The number of Americans stressed about the election and its aftermath has risen sharply, according to a report released Wednesday.
The American Psychological Association (APA) poll, conducted between Jan. 4-19, revealed that 57% of adult Americans consider the current political climate to be a significant source of stress. That's up from 52% of Americans who felt the same in August. Americans also felt increasingly more stressed, with people on average reporting that their stress levels rose from 4.8 to 5.1 (out of 10) between August and January. The increase is the fastest rise on record since the APA's Stress in America survey first began in 2007, the report stated.
Additionally, 72% of Democrats thought the outcome of the election was a significant source of stress, while just 26% of Republicans said the same, the study found. Still, adult Republicans weren't exactly worry free: 59% said the future of the nation was a significant source of stress. That compares to 76% of Democrats, according to the study.

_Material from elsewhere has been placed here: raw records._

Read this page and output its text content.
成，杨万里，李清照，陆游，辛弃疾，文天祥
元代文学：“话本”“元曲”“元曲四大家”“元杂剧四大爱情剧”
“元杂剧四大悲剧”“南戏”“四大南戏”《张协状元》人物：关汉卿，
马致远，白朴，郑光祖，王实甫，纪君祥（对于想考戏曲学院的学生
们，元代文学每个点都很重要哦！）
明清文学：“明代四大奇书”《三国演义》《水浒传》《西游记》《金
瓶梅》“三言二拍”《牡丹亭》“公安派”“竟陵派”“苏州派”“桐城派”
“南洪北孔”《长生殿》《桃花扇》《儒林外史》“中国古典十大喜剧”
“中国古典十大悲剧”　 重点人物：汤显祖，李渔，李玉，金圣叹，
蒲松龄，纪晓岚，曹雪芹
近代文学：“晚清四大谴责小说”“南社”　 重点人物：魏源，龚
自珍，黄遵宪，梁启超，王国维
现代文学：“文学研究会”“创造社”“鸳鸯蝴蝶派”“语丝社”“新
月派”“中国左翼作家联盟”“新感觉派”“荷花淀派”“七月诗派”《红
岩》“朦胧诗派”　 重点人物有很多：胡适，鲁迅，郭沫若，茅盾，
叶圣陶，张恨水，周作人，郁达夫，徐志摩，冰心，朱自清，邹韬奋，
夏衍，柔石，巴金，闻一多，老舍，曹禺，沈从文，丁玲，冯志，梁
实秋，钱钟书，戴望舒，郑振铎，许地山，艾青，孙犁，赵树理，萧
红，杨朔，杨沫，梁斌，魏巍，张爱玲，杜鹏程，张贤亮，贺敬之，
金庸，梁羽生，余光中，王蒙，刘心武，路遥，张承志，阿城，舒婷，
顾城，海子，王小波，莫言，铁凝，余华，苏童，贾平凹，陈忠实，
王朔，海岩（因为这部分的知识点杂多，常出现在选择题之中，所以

"For many, the transition of power and the speed of change can cause uncertainty and feelings of stress, and that stress can have health consequences. If the 24-hour news cycle is causing you stress, limit your media consumption," Katherine Nordal, APA's executive director for professional practice, said in a statement. "Read enough to stay informed but then plan activities that give you a regular break from the issues and the stress they might cause. And remember to take care of yourself and pay attention to other areas of your life."
The January study polled 1,019 people residing in the U.S. over the age of 18. The August study was conducted among 3,511 people.